CITES: Ban on sending wild African baby elephants to zoos and circuses
A victory for baby elephants! The historic vote reaffirmed today will mean that the lives of baby elephants will be spared a life of suffering and cruelty in zoos and circuses far from their home.
On Sunday August 18, country representatives at CITES voted to end the cruel and barbaric capture of wild African baby elephants from Zimbabwe, Botswana, South Africa and Namibia for export for entertainment venues and zoos.
With 46 countries in favour, 18 against and 19 abstaining, the vote cast in one of two committees secured the two-thirds majority needed to pass, but the fight to keep baby elephants away from a life of suffering is not over yet.
This decision has now (Tues 27) been approved in favour of the proposal.
What was discussed at CITES on Sunday 18th August?
The US and Canada voted against this proposal and the EU rose on the floor to speak against it. Those that oppose are likely to try to overturn the decision before the conference ends. If the US, CA and EU decide not to uphold this landmark decision, baby African elephants in Zimbabwe and Botswana will be torn from their mothers and destined to live a life of cruelty and suffering.
What’s the final outcome?
The historic vote reaffirmed today, with minor amendments from the EU on August 27 will mean that the lives of baby elephants will be spared a life of suffering and cruelty in zoos and circuses far from their home.
In situ conservation programmes or secure areas in the wild within the species’ natural range should be the only destinations considered “appropriate and acceptable” for wild elephants.
By a vote of 87 in favour, 29 opposed and 25 abstaining, the decision overwhelming passed the 2/3 majority required.
The welfare issue and how does it link to our work?
Over the past few years Zimbabwe alone has sold over 90 elephants to China. After their cruel capture from the wild these elephants were kept in small pens in Africa, often beaten and kicked. Eventually they were then shipped in cargo planes to China to stock some of the largest zoos and safari parks there. The stress of transport, the lifelong separation from their families and the inadequate environment in a captive facility abroad led to severe suffering of these intelligent and majestic animals. While it is unclear if these elephants are being used for shows or rides, some of the previous destination safari parks in China do also offer cruel circus shows with tigers, bears and dolphins.

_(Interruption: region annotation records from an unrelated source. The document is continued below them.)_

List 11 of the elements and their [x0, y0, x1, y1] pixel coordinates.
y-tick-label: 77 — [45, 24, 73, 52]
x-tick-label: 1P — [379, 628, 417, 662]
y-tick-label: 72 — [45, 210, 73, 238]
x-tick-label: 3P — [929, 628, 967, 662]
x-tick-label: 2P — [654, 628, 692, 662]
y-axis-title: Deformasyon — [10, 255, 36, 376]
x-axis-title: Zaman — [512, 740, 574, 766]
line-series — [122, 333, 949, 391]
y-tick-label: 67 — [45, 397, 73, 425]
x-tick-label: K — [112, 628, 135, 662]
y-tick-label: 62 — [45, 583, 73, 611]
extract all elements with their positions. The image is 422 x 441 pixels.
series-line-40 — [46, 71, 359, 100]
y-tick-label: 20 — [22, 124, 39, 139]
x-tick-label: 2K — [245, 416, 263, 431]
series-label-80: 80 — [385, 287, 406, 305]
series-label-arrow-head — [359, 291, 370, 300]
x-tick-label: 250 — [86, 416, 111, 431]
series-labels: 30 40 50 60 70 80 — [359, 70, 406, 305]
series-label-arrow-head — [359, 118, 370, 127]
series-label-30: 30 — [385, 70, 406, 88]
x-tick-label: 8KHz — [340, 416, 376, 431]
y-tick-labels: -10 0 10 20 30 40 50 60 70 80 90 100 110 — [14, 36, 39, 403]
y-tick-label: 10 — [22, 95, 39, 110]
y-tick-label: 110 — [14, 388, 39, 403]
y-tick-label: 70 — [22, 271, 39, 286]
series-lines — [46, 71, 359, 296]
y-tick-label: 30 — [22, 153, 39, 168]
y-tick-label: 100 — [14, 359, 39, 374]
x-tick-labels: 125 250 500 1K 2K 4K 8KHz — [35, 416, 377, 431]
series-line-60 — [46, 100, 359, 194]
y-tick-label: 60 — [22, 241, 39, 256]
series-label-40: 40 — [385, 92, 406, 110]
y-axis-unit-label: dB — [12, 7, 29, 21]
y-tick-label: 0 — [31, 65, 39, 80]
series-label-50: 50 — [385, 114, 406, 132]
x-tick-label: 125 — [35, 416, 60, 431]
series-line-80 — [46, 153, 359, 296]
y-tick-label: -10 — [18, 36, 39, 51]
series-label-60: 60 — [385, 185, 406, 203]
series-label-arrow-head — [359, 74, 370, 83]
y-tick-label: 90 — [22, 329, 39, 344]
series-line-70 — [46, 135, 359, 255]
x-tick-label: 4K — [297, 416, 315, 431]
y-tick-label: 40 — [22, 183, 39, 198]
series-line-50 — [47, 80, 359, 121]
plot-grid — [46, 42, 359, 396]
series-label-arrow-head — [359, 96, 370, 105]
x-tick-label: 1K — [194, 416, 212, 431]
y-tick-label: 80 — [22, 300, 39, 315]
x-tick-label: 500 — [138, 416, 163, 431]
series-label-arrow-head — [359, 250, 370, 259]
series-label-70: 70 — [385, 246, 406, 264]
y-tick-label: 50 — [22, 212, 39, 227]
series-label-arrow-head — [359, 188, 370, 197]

Cassandra Koenen, Global Head of Wildlife. Not Pets at World Animal Protection said:
“This is a landmark decision that will the change the lives of many baby elephants. We applaud all the nations at CITES that made the decision to protect elephants.
“The world has been shocked to see distressing video and photos of terrified baby African elephants being rounded up and snatched from their families in the wild, to be shipped to zoos around the world.
“Elephants have suffered enough, and they deserve a life worth living. Many when captured and held in captivity undergo cruel training to make them submissive enough for tourist interaction or performances. The absolute last thing we should subject them to is long, stressful transportation across the world, and unsuitable new homes in the name of entertainment. These animals belong in the wild.”